Let's start with the good: Ms. Lahiri is a natural-born storyteller. In this book, she introduces two brothers, close in age who are poles apart - Udayan, the revolutionary brother who gets caught up in the Mao-inspired Naxalite movement to wipe out poverty in India and his more reserved and dutiful brother, Subhash, who leaves home to pursue an academic and scientific life in Rhode Island. When Udayan inevitably gets swept into a revolutionary movement that turns out badly, Subhash returns home -briefly - and picks up the pieces, including an attempt to heal the emotional scars of his brother's young wife.
As the plot goes on - and it is not my desire to encapsulate the plot or to create spoilers - about 70 years of family history is condensed into a mere 340 pages. Themes play out and then they play out again: the connections that make and break us, the intertwining to people we cannot truly see or know, the way we are defined by the place we call "home", the quiet differences we make in the world. It's all wound up in the history of India and indeed, Ms. Lahiri is at her very finest when she's describing Indian customs or lifestyles as only an insider can.
There's some lovely craftsmanship here, not bells and whistles, but quiet and contemplative -- even shimmering - moments. The problem is, I never found it to be very compelling. Because of all the years and generations (four of them) that Ms. Lahiri has to cover, she can only provide sketches of her characters. And they never truly come alive.
Yes, Udayan is the fiery revolutionary...but what made him so and why was he willing to sacrifice so much (the headiness of youth and a sense of fairness should only be the beginning). His wife, Guari, who eventually bonds with Subhash, was an enigma to be throughout. She is a distanced character, and her actions begin to feel somewhat predictable; the reader is never treated to her resonance and depth. And Bela, her daughter, is only revealed in limited emotional scope.
A novel, unlike a short story, demands a considerable emotional tension, a multi-textured richness that makes characters leap off the page. I never really sensed the two-dimensionality, possibly because the story line was multi-generational and ambitious. The litmus test of whether or not you will love this book is this: if you loved Namesake, this is definitely a book for you, since stylistically, there are similarities. If you are, instead, a fan of her short stories, you may or may not be engaged. Judge for yourself.
The story is told by each character in a kind of "Rashomon" method (variations on the fullness of the truth.) The reason Gauri was widowed and her part in the tragedy is not revealed until way late in the book--and the shock value is heightened. Other events, though major and earthshattering for the characters, are foretold in such a way as to give you a feeling of dreary inevitability, which is the effect the author wants. As usual, the themes are alienation from loved ones, from your birth place, the inability to connect fully with another person, and the loss of a parent or a child and its devastating emptiness. A lot of the short stories Lahiri writes have similarly pessimistic themes--you'll recognize these page after page. Yet despite the pessimism and missed opportunities for love to blossom and endure, her work is always filled with hope. It's an interesting contradiction that makes me turn every page with excitement.
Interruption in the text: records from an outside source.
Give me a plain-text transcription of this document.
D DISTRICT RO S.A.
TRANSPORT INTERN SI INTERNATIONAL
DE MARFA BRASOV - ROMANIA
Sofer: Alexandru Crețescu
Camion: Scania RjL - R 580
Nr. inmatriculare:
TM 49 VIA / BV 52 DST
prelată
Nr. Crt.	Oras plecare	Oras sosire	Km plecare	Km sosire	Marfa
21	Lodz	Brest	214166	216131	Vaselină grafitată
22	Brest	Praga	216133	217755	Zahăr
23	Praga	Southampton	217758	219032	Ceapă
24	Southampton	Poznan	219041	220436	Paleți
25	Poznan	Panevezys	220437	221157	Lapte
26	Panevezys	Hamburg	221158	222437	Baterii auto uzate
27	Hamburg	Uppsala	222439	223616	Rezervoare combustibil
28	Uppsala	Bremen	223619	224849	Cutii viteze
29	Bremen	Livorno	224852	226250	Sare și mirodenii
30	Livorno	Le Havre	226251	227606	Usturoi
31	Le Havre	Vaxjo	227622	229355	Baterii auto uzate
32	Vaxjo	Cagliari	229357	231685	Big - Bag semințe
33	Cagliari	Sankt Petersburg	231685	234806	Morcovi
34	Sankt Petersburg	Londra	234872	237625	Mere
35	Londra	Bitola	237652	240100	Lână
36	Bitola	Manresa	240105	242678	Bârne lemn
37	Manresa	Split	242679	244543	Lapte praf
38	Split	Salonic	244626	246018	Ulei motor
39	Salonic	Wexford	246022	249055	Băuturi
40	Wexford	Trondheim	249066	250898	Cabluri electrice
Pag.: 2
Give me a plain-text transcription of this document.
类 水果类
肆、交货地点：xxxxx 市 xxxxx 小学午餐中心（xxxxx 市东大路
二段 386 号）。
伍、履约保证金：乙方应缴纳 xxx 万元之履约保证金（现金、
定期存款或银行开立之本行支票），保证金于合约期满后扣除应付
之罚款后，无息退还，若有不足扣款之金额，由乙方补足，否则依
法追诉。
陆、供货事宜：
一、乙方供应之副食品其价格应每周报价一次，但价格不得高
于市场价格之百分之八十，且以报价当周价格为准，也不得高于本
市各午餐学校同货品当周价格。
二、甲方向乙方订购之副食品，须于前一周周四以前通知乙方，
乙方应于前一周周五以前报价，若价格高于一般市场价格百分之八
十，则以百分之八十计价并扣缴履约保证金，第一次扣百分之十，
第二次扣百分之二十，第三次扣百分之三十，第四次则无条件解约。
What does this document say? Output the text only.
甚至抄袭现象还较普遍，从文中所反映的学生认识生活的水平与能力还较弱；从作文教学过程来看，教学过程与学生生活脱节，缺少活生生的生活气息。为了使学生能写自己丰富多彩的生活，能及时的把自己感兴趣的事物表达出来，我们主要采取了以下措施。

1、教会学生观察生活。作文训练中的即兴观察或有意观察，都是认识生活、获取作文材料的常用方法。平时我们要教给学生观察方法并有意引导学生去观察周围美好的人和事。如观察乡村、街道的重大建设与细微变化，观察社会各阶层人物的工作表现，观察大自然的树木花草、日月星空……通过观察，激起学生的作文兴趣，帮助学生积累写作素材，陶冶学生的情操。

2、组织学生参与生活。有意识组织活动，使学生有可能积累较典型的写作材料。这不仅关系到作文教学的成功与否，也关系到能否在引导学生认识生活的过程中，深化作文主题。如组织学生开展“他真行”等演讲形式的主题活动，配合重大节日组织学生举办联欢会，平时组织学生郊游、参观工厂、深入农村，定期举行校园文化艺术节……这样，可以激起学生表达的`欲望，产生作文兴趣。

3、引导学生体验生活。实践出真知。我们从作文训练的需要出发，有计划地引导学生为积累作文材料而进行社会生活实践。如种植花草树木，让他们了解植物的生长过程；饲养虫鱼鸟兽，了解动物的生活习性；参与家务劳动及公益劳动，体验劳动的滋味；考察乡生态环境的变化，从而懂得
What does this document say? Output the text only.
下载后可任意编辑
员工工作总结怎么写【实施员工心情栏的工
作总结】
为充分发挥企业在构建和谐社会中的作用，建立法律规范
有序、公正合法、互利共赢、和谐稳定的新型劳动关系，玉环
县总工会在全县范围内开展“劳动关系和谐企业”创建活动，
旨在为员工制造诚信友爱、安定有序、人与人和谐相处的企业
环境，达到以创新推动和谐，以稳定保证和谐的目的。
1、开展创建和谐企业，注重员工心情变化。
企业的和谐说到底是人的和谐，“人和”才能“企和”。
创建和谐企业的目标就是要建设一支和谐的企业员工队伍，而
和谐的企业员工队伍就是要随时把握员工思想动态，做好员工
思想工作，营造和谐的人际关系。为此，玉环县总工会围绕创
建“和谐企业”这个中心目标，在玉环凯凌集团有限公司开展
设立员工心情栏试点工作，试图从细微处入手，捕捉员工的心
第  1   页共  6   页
I can NEVER put down a single one of her books; have to read them in big gulps. The stories or chapters just pull you along inexorably. I can't think of another author that has me so enthralled lately. She's a master storyteller.
I enjoyed this novel; it grabbed me right from the start (where the two brothers are playing golf as kids while trespassing on an English club) to the tragedies and turns of events that follow. I love this author's works and I get impatient for every new book.